Help please.
My mum is 86 and becoming increasingly confused at times and I would love some good advice on how to help her to deal with this - and me too.
While a lovely mum who has tried to do her best, she has always been a very anxious and rather passive/aggressive person, with a tendency towards smothering/controlling behaviour towards me - all the lifelong legacies of dreadful childhood traumas.
She's flying solo now - has been for 3 years since my father died. I'm her only child and live 80 miles away from her - she won't move closer to me, and my kids are all in their mid-late teens and work / go to school where we live so it's not a good time for us to move closer to her.
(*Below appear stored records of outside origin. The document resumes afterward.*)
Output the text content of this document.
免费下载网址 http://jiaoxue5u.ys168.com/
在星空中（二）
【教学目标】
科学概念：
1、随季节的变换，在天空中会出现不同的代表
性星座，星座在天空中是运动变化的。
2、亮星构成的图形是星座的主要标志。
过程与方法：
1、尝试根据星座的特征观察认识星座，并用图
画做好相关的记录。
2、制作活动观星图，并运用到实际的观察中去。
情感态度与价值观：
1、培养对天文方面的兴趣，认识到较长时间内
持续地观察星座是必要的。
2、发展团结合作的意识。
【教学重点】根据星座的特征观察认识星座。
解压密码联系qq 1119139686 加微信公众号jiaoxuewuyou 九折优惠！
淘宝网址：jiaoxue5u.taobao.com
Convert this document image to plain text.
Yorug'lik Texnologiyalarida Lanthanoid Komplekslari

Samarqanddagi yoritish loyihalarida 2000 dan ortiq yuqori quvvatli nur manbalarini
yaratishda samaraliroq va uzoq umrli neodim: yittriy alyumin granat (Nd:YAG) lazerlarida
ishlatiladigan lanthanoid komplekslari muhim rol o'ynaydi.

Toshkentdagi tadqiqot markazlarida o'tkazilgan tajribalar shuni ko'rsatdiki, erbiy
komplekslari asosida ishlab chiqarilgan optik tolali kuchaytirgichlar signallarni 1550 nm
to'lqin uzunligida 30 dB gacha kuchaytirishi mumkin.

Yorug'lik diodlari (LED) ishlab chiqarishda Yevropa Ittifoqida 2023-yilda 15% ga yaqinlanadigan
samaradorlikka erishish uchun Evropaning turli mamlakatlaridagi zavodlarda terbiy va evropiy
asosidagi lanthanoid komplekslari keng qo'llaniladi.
She's getting more forgetful - her short term memory is dreadful at times. She frets and frets about money - but she has plenty. Our financial adviser, who is lovely, very kind and a long-time family friend, visited recently and went through it all with her - wrote it all down for her etc and yet she still denies that things are ok in this area. She used to be immaculate but recently she's started to take less care of her appearance - not washing so frequently, not brushing her hair, and wearing grubby clothes. She will leave pans of half-cooked cold food on the stove for days so that when I visit (usually weekly) I find mould growing in the pots. She frequently wets herself but refuses to use the pads I have bought for her and shouts at me, accusing me of 'being nasty to her' when I say she needs to change her clothes. She's recently been fitted with a hearing aid - but at home, in private and away from the doctor's gaze, she refuses to wear it. And she's started to ask me things like 'what time is your father coming home?' etc. She doesn't do all of this all the time - but it's all worrying me.
I also don't think she eats particularly well when I am not with her to cook for her. And she drinks a bit too much sherry for my liking.
And yet, if she has to speak to / see her GP then she gets herself smartly dressed, makes perfect sense when she talks to her, and denies she has any problems. She says to me that she is afraid she will be 'put into care' yet I have reassured her that I will do everything I can to support her in whatever ways she finds acceptable.
I have suggested that we look into getting some support for her at home - help with washing, cooking, cleaning etc - but she will not hear of it and gets very angry if I try to discuss this with her.
She also refuses to go out anywhere unless I take her - so will not join the local stitch and bitch group where she could enjoy a chat and a knit, will not go for a coffee with neighbours at the local chapel drop-in on a Saturday morning etc etc.
And when she's in the house, all she does is get dressed, eat crisps, and sit in her chair and stare into space for hours on end, or semi-doze.
When me or one of my kids visit, she will make us food, go to the supermarket with us and will have a coffee in a cafe or something. And when she stays with me, she will venture out to the pictures with us - so she clearly wants to do stuff. But she is putting so much pressure on me to make it all happen for her, and while I love her and want to help, there are limits to what I can do - plus it is quite stressful for me at times because I never know when her mood is going to change and she'll start to verbally attack me.
And when she says black is white, for example, and I then gently say, no, actually black is black - then she'll have the most massive go at me.
What's going on here? And what do I do?